EMEA News
IEA: Oil Producers Likely to Get Even More Competitive on Price Once Iran Sanctions Lift
The International Energy Agency (IEA) says it expects oil producers "to grow still more competitive on pricing" due to expectation that Tehran will be selling more barrels per day (bpd) to Asian and European buyers once the sanctions against Iran are lifted, Reuters reports.
In noting that Iran has already lined up buyers for its crude once that happens, the IEA cited market sources in predicting that the country would be able to sell a minimum of 400,000 extra bpd, particularly into countries such as Italy, Greece, and Spain who were said to prefer to use Iranian crude as their feedstock.
Previous to the sanctions being imposed in 2012, Tehran was said to have been selling about 1 million bpd of high-sulfur sour crude to Europe.
Chronically low oil prices have, in recent days, been on the slide once again, and as of Monday have pushed IFO380 bunker prices in some key ports including Rotterdam and Houston to under $200 per metric tonne (pmt).

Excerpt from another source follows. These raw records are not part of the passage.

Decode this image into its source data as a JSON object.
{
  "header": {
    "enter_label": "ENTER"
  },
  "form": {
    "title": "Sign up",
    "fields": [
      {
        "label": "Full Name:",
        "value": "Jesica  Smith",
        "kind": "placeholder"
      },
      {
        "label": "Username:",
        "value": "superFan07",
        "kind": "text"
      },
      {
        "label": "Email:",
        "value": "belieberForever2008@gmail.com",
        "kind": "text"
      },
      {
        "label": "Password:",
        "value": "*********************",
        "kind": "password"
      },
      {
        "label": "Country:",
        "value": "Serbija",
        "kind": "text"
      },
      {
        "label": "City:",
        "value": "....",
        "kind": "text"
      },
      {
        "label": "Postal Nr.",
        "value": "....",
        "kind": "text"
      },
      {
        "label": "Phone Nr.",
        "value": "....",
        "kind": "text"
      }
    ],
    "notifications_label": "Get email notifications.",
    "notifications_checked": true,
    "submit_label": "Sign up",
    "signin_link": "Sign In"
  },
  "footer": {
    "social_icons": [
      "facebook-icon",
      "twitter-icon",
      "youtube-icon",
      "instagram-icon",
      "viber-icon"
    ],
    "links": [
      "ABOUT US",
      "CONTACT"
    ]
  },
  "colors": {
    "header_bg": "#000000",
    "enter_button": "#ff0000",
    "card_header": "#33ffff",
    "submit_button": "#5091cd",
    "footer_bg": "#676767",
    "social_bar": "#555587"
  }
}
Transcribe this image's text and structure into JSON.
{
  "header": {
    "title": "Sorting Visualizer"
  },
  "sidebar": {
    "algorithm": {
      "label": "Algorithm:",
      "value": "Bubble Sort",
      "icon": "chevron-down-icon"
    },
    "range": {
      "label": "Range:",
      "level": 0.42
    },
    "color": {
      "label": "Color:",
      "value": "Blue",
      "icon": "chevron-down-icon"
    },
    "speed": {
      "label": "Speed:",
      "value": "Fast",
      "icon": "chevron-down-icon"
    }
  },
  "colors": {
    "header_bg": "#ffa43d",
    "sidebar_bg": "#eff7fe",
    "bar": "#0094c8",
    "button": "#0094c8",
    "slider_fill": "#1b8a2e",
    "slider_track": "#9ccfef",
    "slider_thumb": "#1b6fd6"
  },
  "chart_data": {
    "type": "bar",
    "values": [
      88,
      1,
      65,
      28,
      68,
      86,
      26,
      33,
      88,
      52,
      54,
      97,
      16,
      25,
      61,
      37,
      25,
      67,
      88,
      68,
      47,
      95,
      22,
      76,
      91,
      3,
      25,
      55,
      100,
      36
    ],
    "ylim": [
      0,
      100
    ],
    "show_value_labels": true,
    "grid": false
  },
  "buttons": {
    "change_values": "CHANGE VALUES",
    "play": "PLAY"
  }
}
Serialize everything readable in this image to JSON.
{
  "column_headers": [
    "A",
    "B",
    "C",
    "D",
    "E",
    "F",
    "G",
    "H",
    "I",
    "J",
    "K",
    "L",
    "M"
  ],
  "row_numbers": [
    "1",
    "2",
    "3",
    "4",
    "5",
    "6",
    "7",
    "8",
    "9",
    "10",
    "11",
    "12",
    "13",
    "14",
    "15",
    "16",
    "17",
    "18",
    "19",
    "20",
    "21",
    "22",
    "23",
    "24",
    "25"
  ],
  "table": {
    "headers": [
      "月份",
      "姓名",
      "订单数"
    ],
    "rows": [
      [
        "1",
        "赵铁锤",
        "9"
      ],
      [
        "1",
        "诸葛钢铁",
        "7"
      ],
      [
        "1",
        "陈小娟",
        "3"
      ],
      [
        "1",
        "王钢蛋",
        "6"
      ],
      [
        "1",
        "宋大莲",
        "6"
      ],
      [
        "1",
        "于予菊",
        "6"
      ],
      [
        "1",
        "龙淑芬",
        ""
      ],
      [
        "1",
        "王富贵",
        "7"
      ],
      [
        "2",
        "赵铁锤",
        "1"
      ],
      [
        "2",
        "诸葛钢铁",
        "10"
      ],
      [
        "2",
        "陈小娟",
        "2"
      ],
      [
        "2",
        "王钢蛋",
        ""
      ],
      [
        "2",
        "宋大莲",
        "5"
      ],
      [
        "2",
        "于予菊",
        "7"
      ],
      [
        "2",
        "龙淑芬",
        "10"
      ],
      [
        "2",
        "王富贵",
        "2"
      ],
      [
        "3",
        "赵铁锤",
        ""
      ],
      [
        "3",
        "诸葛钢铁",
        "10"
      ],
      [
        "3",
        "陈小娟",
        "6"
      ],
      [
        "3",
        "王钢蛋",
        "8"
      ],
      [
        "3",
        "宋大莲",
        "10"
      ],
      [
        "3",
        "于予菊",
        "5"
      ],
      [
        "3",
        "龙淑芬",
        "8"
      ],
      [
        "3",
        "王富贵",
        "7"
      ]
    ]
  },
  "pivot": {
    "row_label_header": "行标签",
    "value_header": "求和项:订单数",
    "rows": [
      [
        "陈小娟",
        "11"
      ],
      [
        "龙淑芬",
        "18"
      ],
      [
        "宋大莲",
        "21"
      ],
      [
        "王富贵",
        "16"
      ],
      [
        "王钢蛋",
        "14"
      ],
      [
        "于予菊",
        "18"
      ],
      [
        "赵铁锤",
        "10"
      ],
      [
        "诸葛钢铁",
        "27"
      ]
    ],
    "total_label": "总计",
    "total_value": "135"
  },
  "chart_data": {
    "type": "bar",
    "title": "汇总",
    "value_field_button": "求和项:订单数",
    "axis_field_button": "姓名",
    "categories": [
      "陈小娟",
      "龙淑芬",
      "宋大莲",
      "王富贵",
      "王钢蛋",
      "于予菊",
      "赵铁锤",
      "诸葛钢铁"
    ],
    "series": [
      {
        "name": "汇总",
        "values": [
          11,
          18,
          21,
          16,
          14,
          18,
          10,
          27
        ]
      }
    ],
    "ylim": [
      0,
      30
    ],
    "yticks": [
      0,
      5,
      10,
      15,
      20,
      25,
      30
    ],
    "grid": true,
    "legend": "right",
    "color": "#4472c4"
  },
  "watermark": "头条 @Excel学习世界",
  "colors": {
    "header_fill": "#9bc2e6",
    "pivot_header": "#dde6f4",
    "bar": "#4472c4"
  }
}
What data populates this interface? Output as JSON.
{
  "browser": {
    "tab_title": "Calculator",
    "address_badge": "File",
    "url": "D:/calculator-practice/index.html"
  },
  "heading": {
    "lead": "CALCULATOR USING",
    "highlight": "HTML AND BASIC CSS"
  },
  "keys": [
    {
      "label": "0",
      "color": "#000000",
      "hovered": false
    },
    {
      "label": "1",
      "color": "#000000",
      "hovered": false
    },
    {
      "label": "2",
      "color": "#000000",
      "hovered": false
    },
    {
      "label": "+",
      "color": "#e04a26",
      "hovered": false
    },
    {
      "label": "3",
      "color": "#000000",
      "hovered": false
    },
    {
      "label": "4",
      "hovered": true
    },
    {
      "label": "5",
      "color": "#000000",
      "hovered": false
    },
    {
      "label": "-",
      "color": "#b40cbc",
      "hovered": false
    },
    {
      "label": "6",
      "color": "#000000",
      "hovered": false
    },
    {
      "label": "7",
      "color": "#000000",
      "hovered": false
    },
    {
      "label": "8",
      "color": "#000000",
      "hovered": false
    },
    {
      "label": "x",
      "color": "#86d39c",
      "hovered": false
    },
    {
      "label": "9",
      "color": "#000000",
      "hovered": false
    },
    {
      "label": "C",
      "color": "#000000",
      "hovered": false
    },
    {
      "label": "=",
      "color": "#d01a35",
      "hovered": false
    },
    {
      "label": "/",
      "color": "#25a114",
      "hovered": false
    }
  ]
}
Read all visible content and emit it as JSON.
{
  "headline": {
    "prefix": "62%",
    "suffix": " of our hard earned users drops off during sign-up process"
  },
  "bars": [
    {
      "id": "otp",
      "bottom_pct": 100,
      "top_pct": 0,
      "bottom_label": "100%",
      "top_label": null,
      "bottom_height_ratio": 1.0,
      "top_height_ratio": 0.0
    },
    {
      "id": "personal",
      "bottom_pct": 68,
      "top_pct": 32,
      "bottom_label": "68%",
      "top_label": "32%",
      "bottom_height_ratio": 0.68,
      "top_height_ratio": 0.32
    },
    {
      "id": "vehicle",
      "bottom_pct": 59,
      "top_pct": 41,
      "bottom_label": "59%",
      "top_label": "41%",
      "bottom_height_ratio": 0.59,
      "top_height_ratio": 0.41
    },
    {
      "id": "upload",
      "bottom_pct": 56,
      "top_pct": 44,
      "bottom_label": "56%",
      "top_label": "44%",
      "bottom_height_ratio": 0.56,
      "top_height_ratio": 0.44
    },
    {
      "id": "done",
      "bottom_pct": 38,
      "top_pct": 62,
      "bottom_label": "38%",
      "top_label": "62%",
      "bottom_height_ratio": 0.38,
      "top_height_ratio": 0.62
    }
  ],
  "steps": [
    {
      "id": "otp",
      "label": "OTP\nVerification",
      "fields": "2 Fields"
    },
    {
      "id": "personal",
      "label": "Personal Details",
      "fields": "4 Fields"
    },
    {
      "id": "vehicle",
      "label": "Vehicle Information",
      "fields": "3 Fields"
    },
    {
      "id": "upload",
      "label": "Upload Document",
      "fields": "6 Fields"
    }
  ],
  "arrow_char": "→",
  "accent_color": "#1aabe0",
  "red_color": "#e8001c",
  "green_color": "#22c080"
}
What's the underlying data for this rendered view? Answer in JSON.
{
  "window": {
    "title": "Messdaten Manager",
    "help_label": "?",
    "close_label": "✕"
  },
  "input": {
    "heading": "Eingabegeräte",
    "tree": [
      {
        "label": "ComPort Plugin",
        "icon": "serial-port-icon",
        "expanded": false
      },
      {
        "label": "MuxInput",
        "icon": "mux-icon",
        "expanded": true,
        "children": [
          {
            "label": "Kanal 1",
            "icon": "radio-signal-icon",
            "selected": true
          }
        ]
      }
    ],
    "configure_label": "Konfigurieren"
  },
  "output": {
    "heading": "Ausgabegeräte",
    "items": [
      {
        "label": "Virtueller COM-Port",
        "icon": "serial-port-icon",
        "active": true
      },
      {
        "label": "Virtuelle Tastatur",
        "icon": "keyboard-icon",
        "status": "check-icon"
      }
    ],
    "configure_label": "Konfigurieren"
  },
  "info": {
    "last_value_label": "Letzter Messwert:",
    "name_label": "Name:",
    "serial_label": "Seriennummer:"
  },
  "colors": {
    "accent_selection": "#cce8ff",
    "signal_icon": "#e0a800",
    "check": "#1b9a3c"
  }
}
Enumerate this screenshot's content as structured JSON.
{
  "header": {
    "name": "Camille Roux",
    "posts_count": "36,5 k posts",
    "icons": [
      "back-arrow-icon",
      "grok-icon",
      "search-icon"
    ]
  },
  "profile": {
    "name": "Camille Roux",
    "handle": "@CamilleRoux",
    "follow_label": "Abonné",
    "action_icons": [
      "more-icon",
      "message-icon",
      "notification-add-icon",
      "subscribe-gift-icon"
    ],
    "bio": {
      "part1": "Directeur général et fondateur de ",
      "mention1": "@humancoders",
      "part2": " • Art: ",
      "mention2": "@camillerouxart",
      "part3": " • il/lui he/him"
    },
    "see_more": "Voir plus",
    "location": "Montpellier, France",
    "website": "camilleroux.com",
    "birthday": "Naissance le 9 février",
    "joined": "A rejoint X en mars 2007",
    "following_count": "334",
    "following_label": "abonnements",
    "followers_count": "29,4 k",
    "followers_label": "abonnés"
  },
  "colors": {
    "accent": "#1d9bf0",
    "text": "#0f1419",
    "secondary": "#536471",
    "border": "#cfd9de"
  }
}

Meanwhile, the IEA says a market share battle between Russia and the Organization of the Petroleum Exporting Countries (OPEC) combined with Iraq overtaking Saudi Arabia as the second largest seller in Europe is worsening the European oil glut.
"Sour crude markets appear especially over supplied, with discounts versus sweet grades widening," it said.
"Europe is awash with competing sour crudes from the FSU and Middle East, and U.S. sour crudes remained depressed by refinery maintenance."
But as far as Alexander Novak, energy minister for Russia, is concerned, that glut will continue for the foreseeable future,
Novak told the press that he does not expect OPEC to cut oil output: "I consider it unlikely, taking into account the position of the biggest producers," he said.
He added that Russia would similarly not cut back, saying: "We are not going, let's put it like this, to lower oil production volumes."
Earlier this month, the IEA predicted that oil will most likely rebound to $80 per barrel by 2020, but a scenario in which it stays close to $50 per barrel in that time could not be ruled out.